@neurIST: Infrastructure for Advanced Disease Management Through Integration of Heterogeneous Data, Computing, and Complex Processing Services

Sigfried Benkner, Antonio Arbona, Guntram Berti, Alessandro Chiarini, Robert Dunlop, Gerhard Engelbrecht, Alejandro Frangi, Christoph Friedrich, Susanne Hanser, Peer Hasselmeyer, Rod Hose, Jimison Iavindrasana, Martin Köhler, Luigi Lo Iacono, Guy Lonsdale, Rudolphe Meyer, Bob Moore, Hariharan Rajasekaran, Paul Summers, Alexander Wöhrer, Steve Wood


Abstract

The increasing volume of data describing human disease processes and the growing complexity of understanding, managing, and sharing such data presents a huge challenge for clinicians and medical researchers.
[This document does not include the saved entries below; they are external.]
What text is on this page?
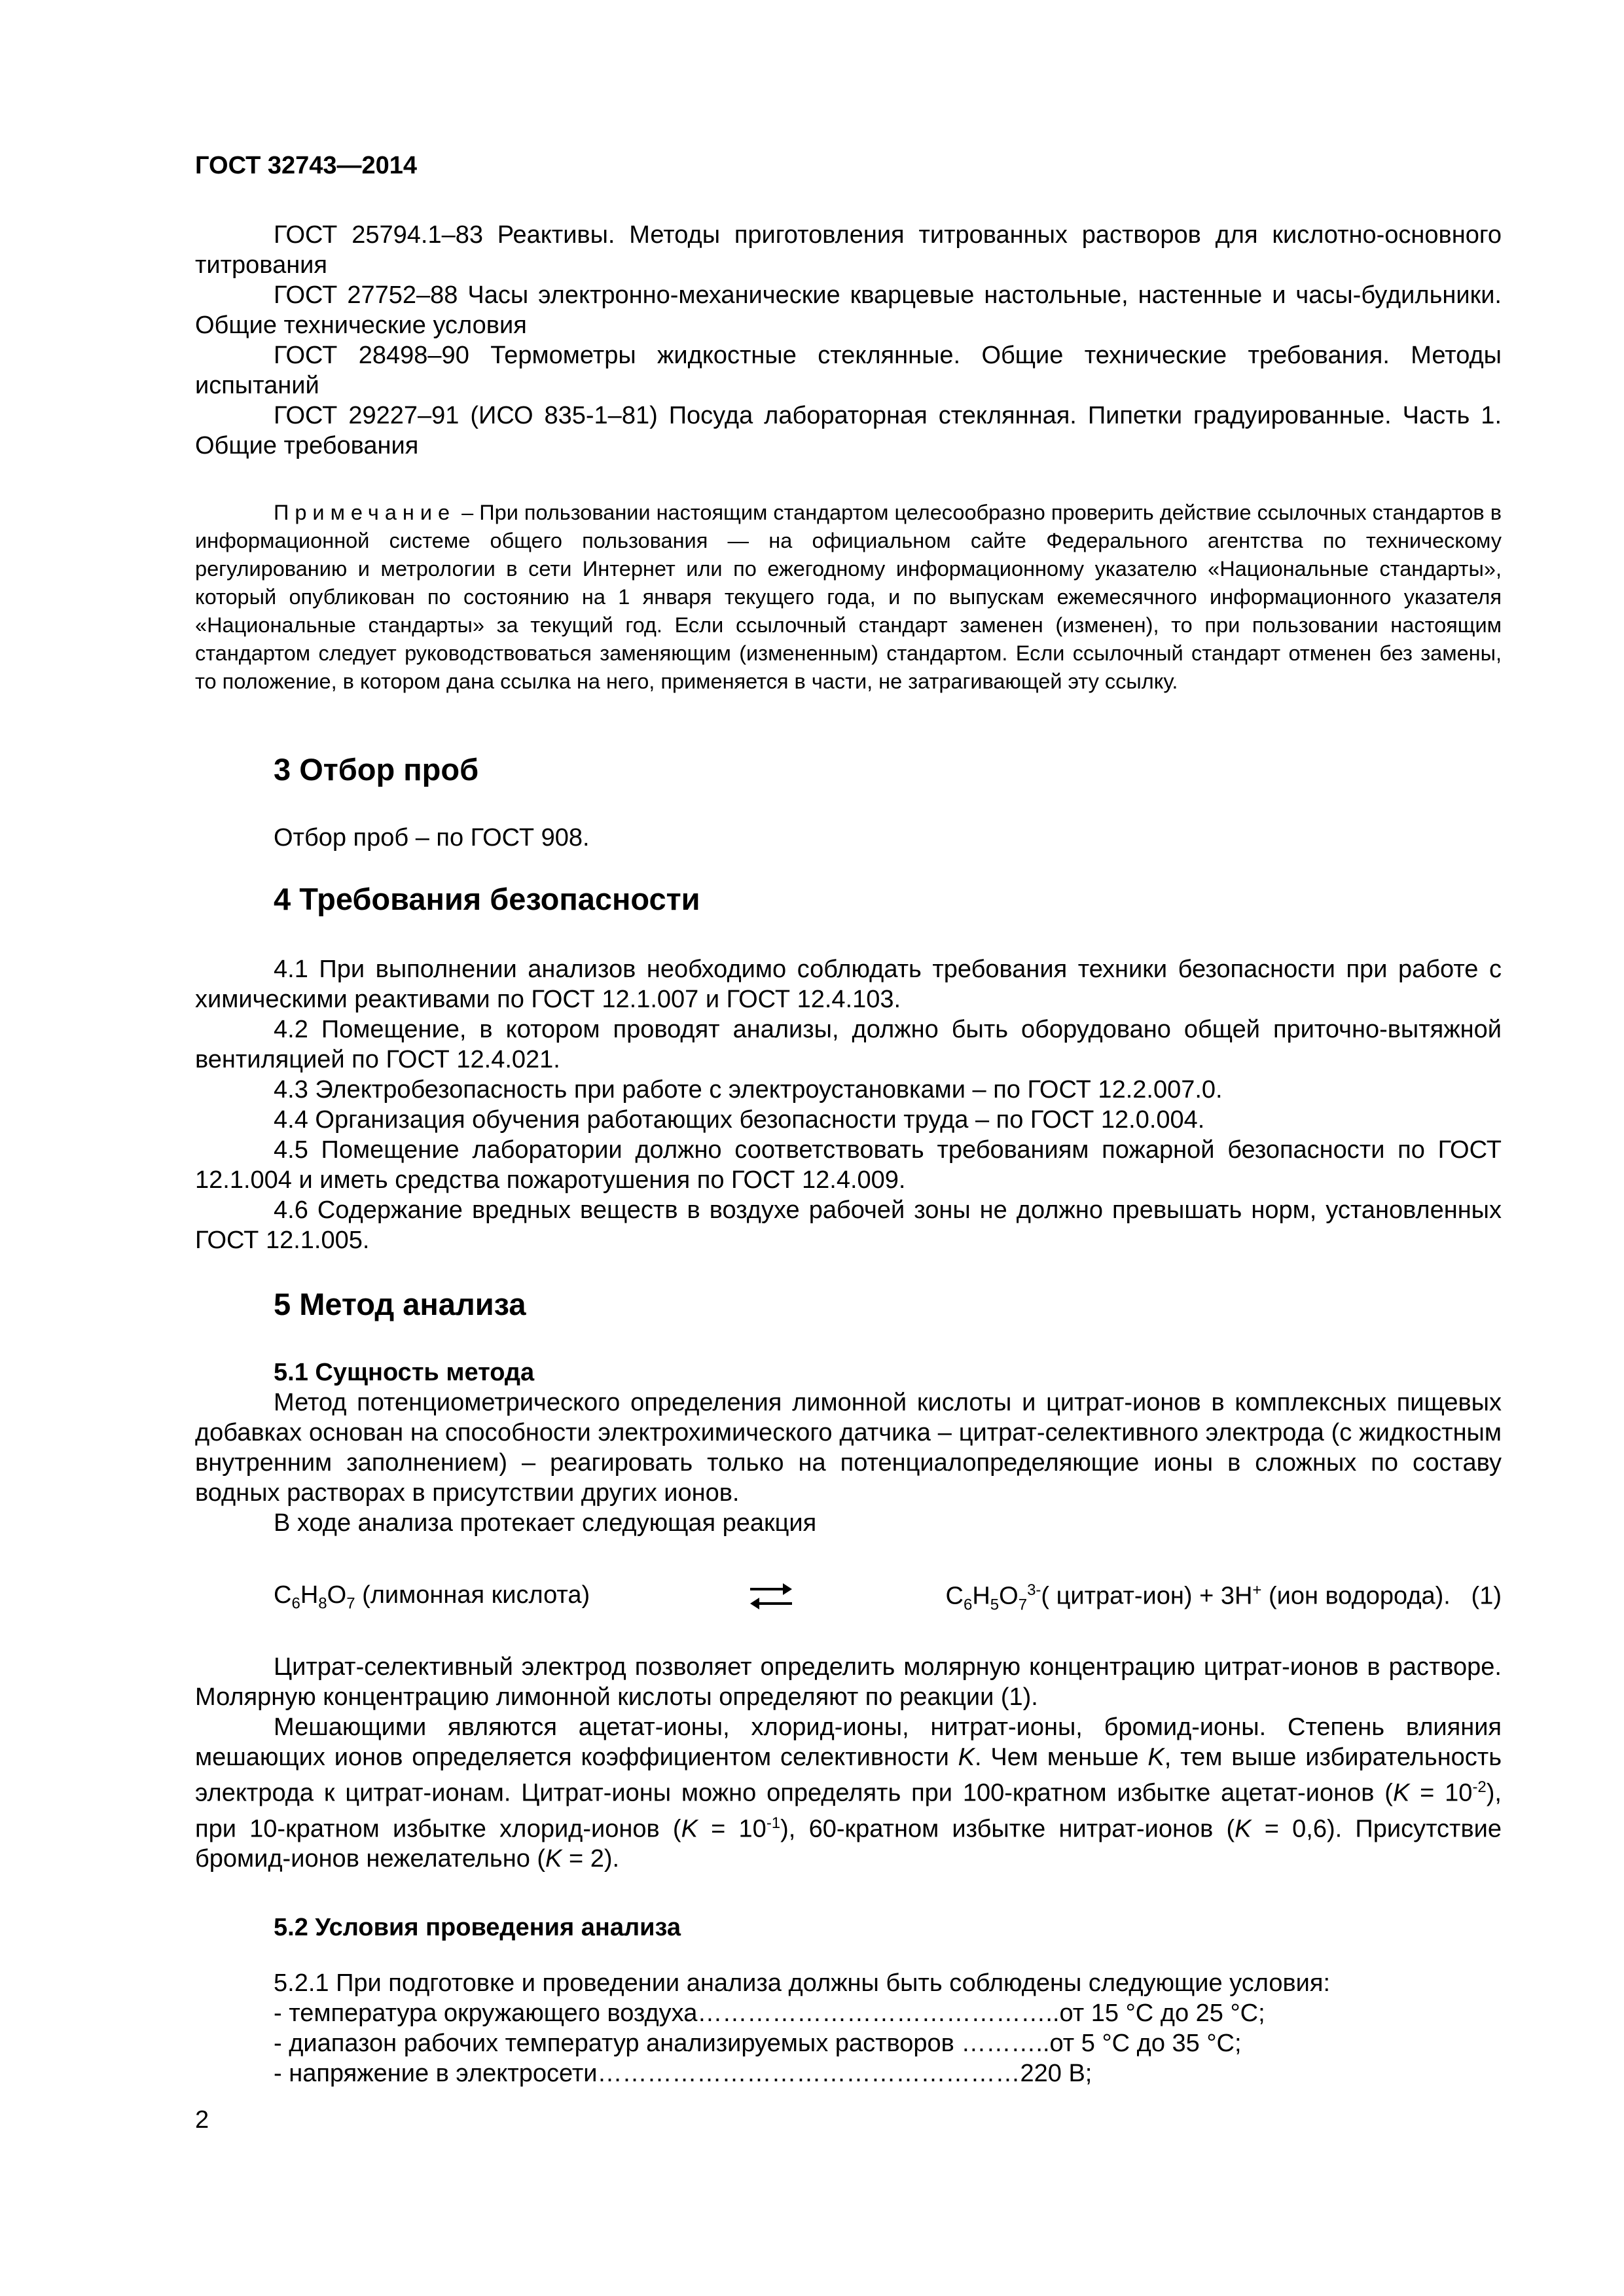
ГОСТ 32743—2014

ГОСТ 25794.1–83 Реактивы. Методы приготовления титрованных растворов для кислотно-основного титрования

ГОСТ 27752–88 Часы электронно-механические кварцевые настольные, настенные и часы-будильники. Общие технические условия

ГОСТ 28498–90 Термометры жидкостные стеклянные. Общие технические требования. Методы испытаний

ГОСТ 29227–91 (ИСО 835-1–81) Посуда лабораторная стеклянная. Пипетки градуированные. Часть 1. Общие требования

Примечание – При пользовании настоящим стандартом целесообразно проверить действие ссылочных стандартов в информационной системе общего пользования — на официальном сайте Федерального агентства по техническому регулированию и метрологии в сети Интернет или по ежегодному информационному указателю «Национальные стандарты», который опубликован по состоянию на 1 января текущего года, и по выпускам ежемесячного информационного указателя «Национальные стандарты» за текущий год. Если ссылочный стандарт заменен (изменен), то при пользовании настоящим стандартом следует руководствоваться заменяющим (измененным) стандартом. Если ссылочный стандарт отменен без замены, то положение, в котором дана ссылка на него, применяется в части, не затрагивающей эту ссылку.

3 Отбор проб

Отбор проб – по ГОСТ 908.

4 Требования безопасности

4.1 При выполнении анализов необходимо соблюдать требования техники безопасности при работе с химическими реактивами по ГОСТ 12.1.007 и ГОСТ 12.4.103.

4.2 Помещение, в котором проводят анализы, должно быть оборудовано общей приточно-вытяжной вентиляцией по ГОСТ 12.4.021.

4.3 Электробезопасность при работе с электроустановками – по ГОСТ 12.2.007.0.

4.4 Организация обучения работающих безопасности труда – по ГОСТ 12.0.004.

4.5 Помещение лаборатории должно соответствовать требованиям пожарной безопасности по ГОСТ 12.1.004 и иметь средства пожаротушения по ГОСТ 12.4.009.

4.6 Содержание вредных веществ в воздухе рабочей зоны не должно превышать норм, установленных ГОСТ 12.1.005.

5 Метод анализа
5.1 Сущность метода

Метод потенциометрического определения лимонной кислоты и цитрат-ионов в комплексных пищевых добавках основан на способности электрохимического датчика – цитрат-селективного электрода (с жидкостным внутренним заполнением) – реагировать только на потенциалопределяющие ионы в сложных по составу водных растворах в присутствии других ионов.

В ходе анализа протекает следующая реакция

$C_6H_8O_7$ (лимонная кислота)	$C_6H_5O_7^{3-}$( цитрат-ион) + 3H+ (ион водорода). (1)

Цитрат-селективный электрод позволяет определить молярную концентрацию цитрат-ионов в растворе. Молярную концентрацию лимонной кислоты определяют по реакции (1).

Мешающими являются ацетат-ионы, хлорид-ионы, нитрат-ионы, бромид-ионы. Степень влияния мешающих ионов определяется коэффициентом селективности K. Чем меньше K, тем выше избирательность электрода к цитрат-ионам. Цитрат-ионы можно определять при 100-кратном избытке ацетат-ионов $(K = 10^{-2})$, при 10-кратном избытке хлорид-ионов $(K = 10^{-1})$, 60-кратном избытке нитрат-ионов (K = 0,6). Присутствие бромид-ионов нежелательно (K = 2).

5.2 Условия проведения анализа

5.2.1 При подготовке и проведении анализа должны быть соблюдены следующие условия:

- температура окружающего воздуха……………………………………..от 15 °С до 25 °С;

- диапазон рабочих температур анализируемых растворов ………..от 5 °С до 35 °С;

- напряжение в электросети……………………………………………220 В;

2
This paper presents the @neurIST system, which provides an infrastructure for biomedical research while aiding clinical care, by bringing together heterogeneous data and complex processing and computing services. Although @neurIST targets the investigation and treatment of cerebral aneurysms, the system's architecture is generic enough that it could be adapted to the treatment of other diseases. Innovations in @neurIST include confining the patient data pertaining to aneurysms inside a single environment that offers clinicians the tools to analyze and interpret patient data and make use of knowledge-based guidance in planning their treatment. Medical researchers gain access to a critical mass of aneurysm related data due to the system's ability to federate distributed information sources. A semantically mediated grid infrastructure ensures that both clinicians and researchers are able to seamlessly access and work on data that is distributed across multiple sites in a secure way in addition to providing computing resources on demand for performing computationally intensive simulations for treatment planning and research.